Marilyn Price Spivack, mother of Deborah Lee Price, cofounder of the Brain Injury Association of America, and Neuro-Trauma Outreach Coordinator at Spaulding Rehabilitation Hospital
"Dr Fins has written a powerful and ethically challenging book that introduces the science of severe brain injury in the context of the stories of families committed to the recoveries of their loved ones. Dr Fins knows this difficult terrain firsthand as the ethicist member of a team that has pioneered technologies intended to engage the conscious thoughts of individuals rendered by their injuries unable to communicate or even move."
Steven E. Hyman, Harvard University Distinguished Service Professor and Director of the Stanley Center for Psychiatric Research, Broad Institute of MIT and Harvard
"Dr Fins brilliantly captures the despair of families with brain-injured loved ones who are navigating Dante’s rings of hell. He gives voice to those of us who choose to stand and fight for our loved ones. Rights Come to Mind aligns expectations, treatment, and nuance both at the bedside and in public policy."
Bob Woodruff, ABC News Correspondent, and Lee Woodruff, authors of In an Instant
"Dr Fins has provided us with a wonderful book that masterfully integrates the clinical and ethical challenges faced by medical care providers along with a deep empathy for the challenges faced by patients and their families. Above all this volume is a call, even a demand, to do better.

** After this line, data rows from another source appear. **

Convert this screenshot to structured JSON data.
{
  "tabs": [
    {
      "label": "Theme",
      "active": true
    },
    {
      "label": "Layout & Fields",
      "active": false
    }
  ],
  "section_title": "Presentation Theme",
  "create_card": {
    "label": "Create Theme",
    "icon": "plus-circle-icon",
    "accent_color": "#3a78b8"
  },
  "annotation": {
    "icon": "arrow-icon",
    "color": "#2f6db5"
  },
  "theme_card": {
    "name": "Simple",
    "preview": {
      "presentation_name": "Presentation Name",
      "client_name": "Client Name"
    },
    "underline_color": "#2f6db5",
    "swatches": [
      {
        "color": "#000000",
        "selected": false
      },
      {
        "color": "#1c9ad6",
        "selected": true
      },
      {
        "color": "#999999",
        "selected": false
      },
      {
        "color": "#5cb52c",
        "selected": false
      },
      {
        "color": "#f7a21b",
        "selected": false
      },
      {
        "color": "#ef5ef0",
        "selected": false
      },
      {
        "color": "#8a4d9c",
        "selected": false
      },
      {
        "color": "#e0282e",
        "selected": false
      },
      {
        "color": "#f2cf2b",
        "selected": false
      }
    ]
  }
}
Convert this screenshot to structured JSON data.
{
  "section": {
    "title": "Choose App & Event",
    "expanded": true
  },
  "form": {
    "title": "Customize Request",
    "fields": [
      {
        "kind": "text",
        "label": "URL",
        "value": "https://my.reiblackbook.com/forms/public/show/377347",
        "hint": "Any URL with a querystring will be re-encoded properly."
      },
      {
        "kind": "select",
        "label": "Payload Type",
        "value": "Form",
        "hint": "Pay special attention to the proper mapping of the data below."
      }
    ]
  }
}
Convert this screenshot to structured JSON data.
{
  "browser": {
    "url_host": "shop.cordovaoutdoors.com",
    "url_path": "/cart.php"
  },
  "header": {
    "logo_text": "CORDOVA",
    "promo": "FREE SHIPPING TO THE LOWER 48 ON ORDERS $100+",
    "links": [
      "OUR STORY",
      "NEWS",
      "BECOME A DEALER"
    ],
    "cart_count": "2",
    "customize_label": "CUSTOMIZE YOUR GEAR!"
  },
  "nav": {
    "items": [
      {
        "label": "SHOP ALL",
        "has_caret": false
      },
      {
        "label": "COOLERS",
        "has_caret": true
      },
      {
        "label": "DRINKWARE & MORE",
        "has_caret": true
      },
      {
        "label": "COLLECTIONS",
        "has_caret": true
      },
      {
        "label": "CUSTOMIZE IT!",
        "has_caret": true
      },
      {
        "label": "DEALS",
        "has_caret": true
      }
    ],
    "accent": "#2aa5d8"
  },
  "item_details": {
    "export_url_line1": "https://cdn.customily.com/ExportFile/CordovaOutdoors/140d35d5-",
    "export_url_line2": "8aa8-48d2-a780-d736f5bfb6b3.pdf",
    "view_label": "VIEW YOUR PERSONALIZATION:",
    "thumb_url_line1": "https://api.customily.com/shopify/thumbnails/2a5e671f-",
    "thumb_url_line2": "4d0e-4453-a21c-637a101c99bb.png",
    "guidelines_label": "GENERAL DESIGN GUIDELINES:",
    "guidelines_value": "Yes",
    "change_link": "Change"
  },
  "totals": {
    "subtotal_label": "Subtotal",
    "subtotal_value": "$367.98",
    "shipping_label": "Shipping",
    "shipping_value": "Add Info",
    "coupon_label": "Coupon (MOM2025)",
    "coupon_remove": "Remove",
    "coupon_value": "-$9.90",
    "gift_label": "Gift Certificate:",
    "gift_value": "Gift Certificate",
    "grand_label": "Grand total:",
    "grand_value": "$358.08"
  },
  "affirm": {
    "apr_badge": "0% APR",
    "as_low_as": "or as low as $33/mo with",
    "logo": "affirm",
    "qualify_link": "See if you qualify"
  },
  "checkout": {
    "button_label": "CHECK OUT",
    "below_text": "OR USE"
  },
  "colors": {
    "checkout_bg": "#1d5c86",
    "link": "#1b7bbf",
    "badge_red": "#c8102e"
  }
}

I strongly recommend this thoughtful, readable, deeply informed, and challenging volume."
Harold T. Shapiro, President Emeritus of Princeton University and former Chair of the National Bioethics Advisory Commission
"Rights Come to Mind is a beautiful book that blends science, humanity, morality, and law to paint a far more nuanced picture of severe brain injury than ever before. The book teaches, moves, and provokes as it sets out its vision for the rights of this long-ignored population."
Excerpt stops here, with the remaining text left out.